Friday, April 04, 2008

Too Early to Cause Alarm

I woke up this morning at six AM--two hours before my alarm--and layed there with my eyes shut, feigning the opposite. Clinging, in a bleary-eyed morning daze, to a faith that my body and mind would fall back asleep if I could just overwhelm myself with hope. Sadly, the old rehabbed wooden windows that rattled me awake in the first place continued their arrhythmic drumming and, in a wind of sighs, I eventually whipped off my covers and stormed to the shower in defeat.

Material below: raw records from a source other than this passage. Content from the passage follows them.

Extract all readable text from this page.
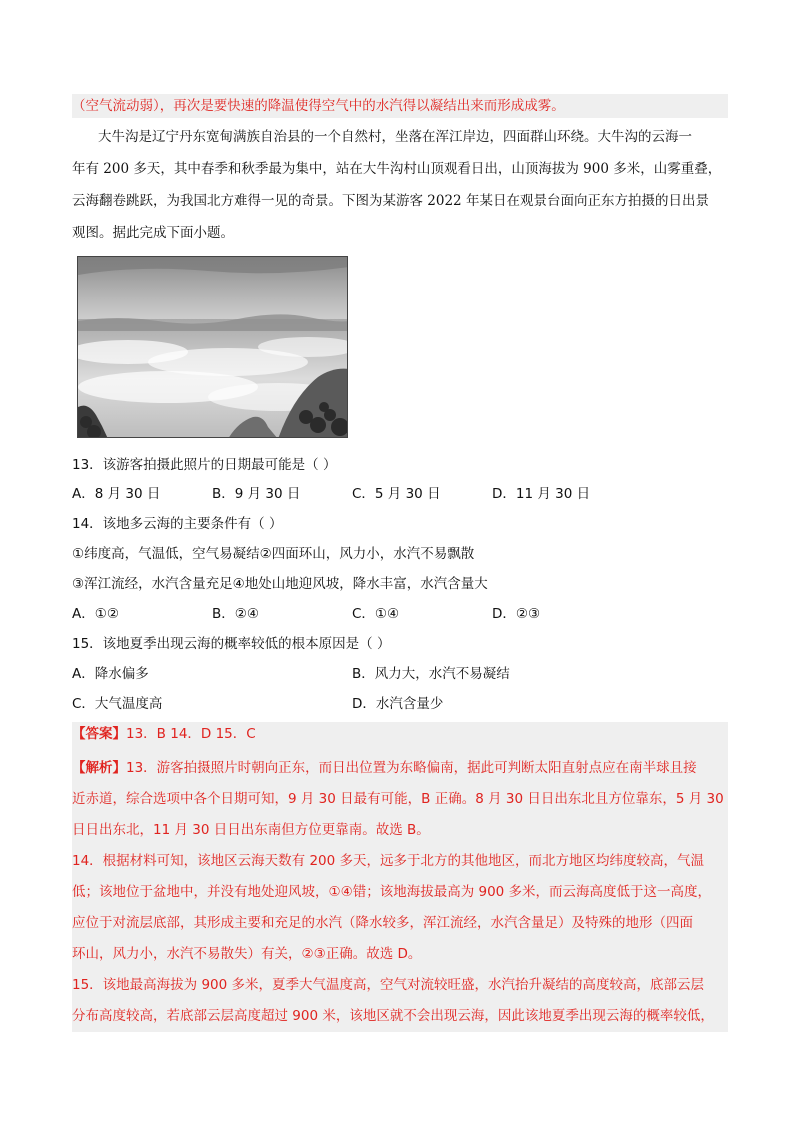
（空气流动弱），再次是要快速的降温使得空气中的水汽得以凝结出来而形成成雾。
大牛沟是辽宁丹东宽甸满族自治县的一个自然村，坐落在浑江岸边，四面群山环绕。大牛沟的云海一
年有 200 多天，其中春季和秋季最为集中，站在大牛沟村山顶观看日出，山顶海拔为 900 多米，山雾重叠，
云海翻卷跳跃，为我国北方难得一见的奇景。下图为某游客 2022 年某日在观景台面向正东方拍摄的日出景
观图。据此完成下面小题。
13．该游客拍摄此照片的日期最可能是（ ）
A．8 月 30 日	B．9 月 30 日	C．5 月 30 日	D．11 月 30 日
14．该地多云海的主要条件有（ ）
①纬度高，气温低，空气易凝结②四面环山，风力小，水汽不易飘散
③浑江流经，水汽含量充足④地处山地迎风坡，降水丰富，水汽含量大
A．①②	B．②④	C．①④	D．②③
15．该地夏季出现云海的概率较低的根本原因是（ ）
A．降水偏多	B．风力大，水汽不易凝结
C．大气温度高	D．水汽含量少
【答案】13．B 14．D 15．C
【解析】13．游客拍摄照片时朝向正东，而日出位置为东略偏南，据此可判断太阳直射点应在南半球且接
近赤道，综合选项中各个日期可知，9 月 30 日最有可能，B 正确。8 月 30 日日出东北且方位靠东，5 月 30
日日出东北，11 月 30 日日出东南但方位更靠南。故选 B。
14．根据材料可知，该地区云海天数有 200 多天，远多于北方的其他地区，而北方地区均纬度较高，气温
低；该地位于盆地中，并没有地处迎风坡，①④错；该地海拔最高为 900 多米，而云海高度低于这一高度，
应位于对流层底部，其形成主要和充足的水汽（降水较多，浑江流经，水汽含量足）及特殊的地形（四面
环山，风力小，水汽不易散失）有关，②③正确。故选 D。
15．该地最高海拔为 900 多米，夏季大气温度高，空气对流较旺盛，水汽抬升凝结的高度较高，底部云层
分布高度较高，若底部云层高度超过 900 米，该地区就不会出现云海，因此该地夏季出现云海的概率较低，
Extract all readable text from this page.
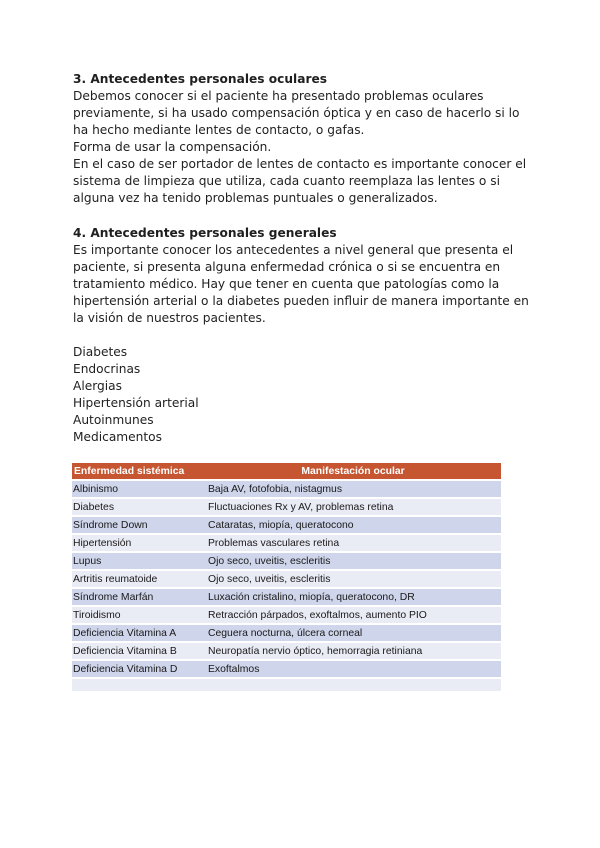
3. Antecedentes personales oculares

Debemos conocer si el paciente ha presentado problemas oculares

previamente, si ha usado compensación óptica y en caso de hacerlo si lo

ha hecho mediante lentes de contacto, o gafas.

Forma de usar la compensación.

En el caso de ser portador de lentes de contacto es importante conocer el

sistema de limpieza que utiliza, cada cuanto reemplaza las lentes o si

alguna vez ha tenido problemas puntuales o generalizados.

4. Antecedentes personales generales

Es importante conocer los antecedentes a nivel general que presenta el

paciente, si presenta alguna enfermedad crónica o si se encuentra en

tratamiento médico. Hay que tener en cuenta que patologías como la

hipertensión arterial o la diabetes pueden influir de manera importante en

la visión de nuestros pacientes.

Diabetes
Endocrinas
Alergias
Hipertensión arterial
Autoinmunes
Medicamentos
Enfermedad sistémica	Manifestación ocular
Albinismo	Baja AV, fotofobia, nistagmus
Diabetes	Fluctuaciones Rx y AV, problemas retina
Síndrome Down	Cataratas, miopía, queratocono
Hipertensión	Problemas vasculares retina
Lupus	Ojo seco, uveitis, escleritis
Artritis reumatoide	Ojo seco, uveitis, escleritis
Síndrome Marfán	Luxación cristalino, miopía, queratocono, DR
Tiroidismo	Retracción párpados, exoftalmos, aumento PIO
Deficiencia Vitamina A	Ceguera nocturna, úlcera corneal
Deficiencia Vitamina B	Neuropatía nervio óptico, hemorragia retiniana
Deficiencia Vitamina D	Exoftalmos
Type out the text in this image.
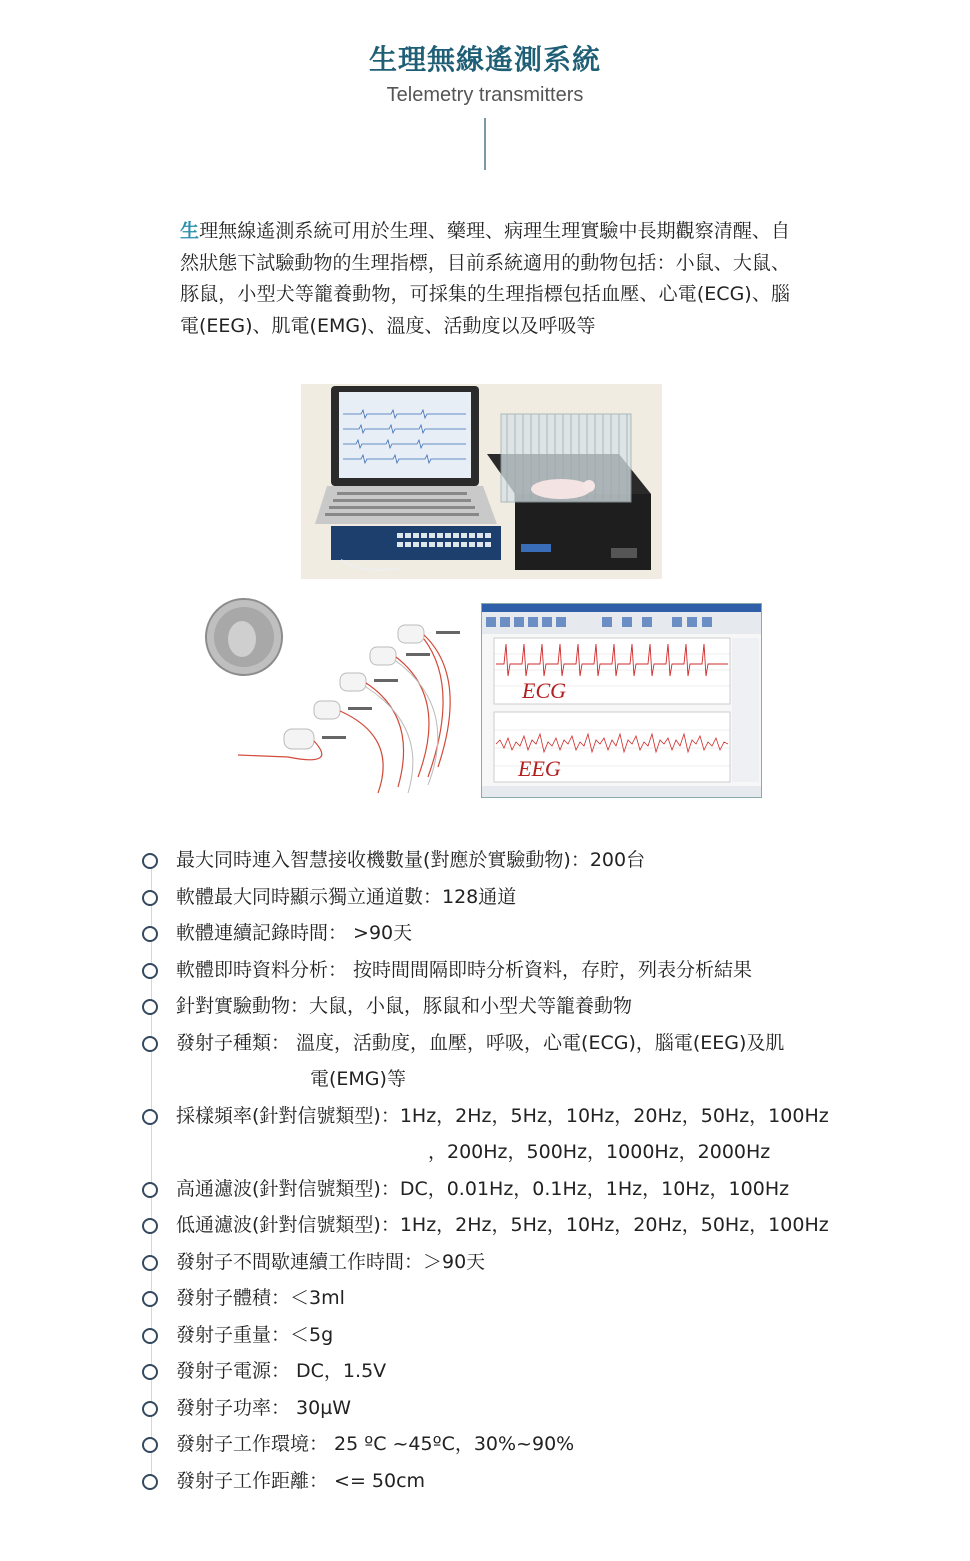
生理無線遙測系統
Telemetry transmitters
生理無線遙測系統可用於生理、藥理、病理生理實驗中長期觀察清醒、自然狀態下試驗動物的生理指標，目前系統適用的動物包括：小鼠、大鼠、豚鼠，小型犬等籠養動物，可採集的生理指標包括血壓、心電(ECG)、腦電(EEG)、肌電(EMG)、溫度、活動度以及呼吸等
ECG
EEG
最大同時連入智慧接收機數量(對應於實驗動物)：200台
軟體最大同時顯示獨立通道數：128通道
軟體連續記錄時間： >90天
軟體即時資料分析： 按時間間隔即時分析資料，存貯，列表分析結果
針對實驗動物：大鼠，小鼠，豚鼠和小型犬等籠養動物
發射子種類： 溫度，活動度，血壓，呼吸，心電(ECG)，腦電(EEG)及肌
電(EMG)等
採樣頻率(針對信號類型)：1Hz，2Hz，5Hz，10Hz，20Hz，50Hz，100Hz
，200Hz，500Hz，1000Hz，2000Hz
高通濾波(針對信號類型)：DC，0.01Hz，0.1Hz，1Hz，10Hz，100Hz
低通濾波(針對信號類型)：1Hz，2Hz，5Hz，10Hz，20Hz，50Hz，100Hz
發射子不間歇連續工作時間：＞90天
發射子體積：＜3ml
發射子重量：＜5g
發射子電源： DC，1.5V
發射子功率： 30µW
發射子工作環境： 25 ºC ~45ºC，30%~90%
發射子工作距離： <= 50cm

This happens from time to time to everyone, I assume, whenever your body awakens before "it's supposed to". Meaning, of course, that the fine-tuned morning regiment of obeying one's alarm occasionally fails in the most unexpected manner: preemptively. There's nothing surprising about sleeping through the calming drone of NPR or, for the true logs among us, even the robotic stomp of the beeps and buzzers. When someone receives more sleep than they apportioned for, that's viewed as a symptom of necessity. But waking up before that preset switch in bedroom volume? Before the weather and traffic together? That's no regular occurrence. That's just purely divine defiance, losing the bet before the deal. No one bolts out of bed early and shrugs, "Well, guess I only needed five hours of sleep last night! What a life!" No way, we all act just as I did and suggest, by mental and/or physical force, that we continue to lay shrouded in our cave of covers until the appropriate pronouncement, until the very right moment when we should--when we normally do--rise from our hibernatory state and get up.

Such a stubborn refusal to accept the morning's arrival only serves as punishment for an immutable, unchangeable course of events. Ultimately, no amount of base-level self-trickery will reverse the early day. I guess such occasions act as reminders that the "it's supposed to"-ness of life follows a lead unhindered by the human invention of calculated time. It's just too bad we can't all take naps at work.

Thursday, April 03, 2008

Unplugging the Virtual Torture Machine

blimey (BLY-mee) interjection

An expression of surprise, dismay, etc.

[Contraction of "blind me" or "blame me", from "God blind/blame me";
sometimes heard in the form gorblimey or corblimey.]


It's increasingly difficult to maintain a sense of humor about this waiting game. At this point, based on a fairly recent (probably ill-advised) email correspondence, I'm certain the committee held many sessions of interviews; I simply attended the first round. That being said, I must now begin to accept rejection. From this day forward, I will no longer check the website for an official rebuke, but, in its stead, assume it. If they choose me, I will receive a packet by mail and that--that ghost--would arrive just days after an online decision.

Now I must find a new job before it elicits a psychotic break.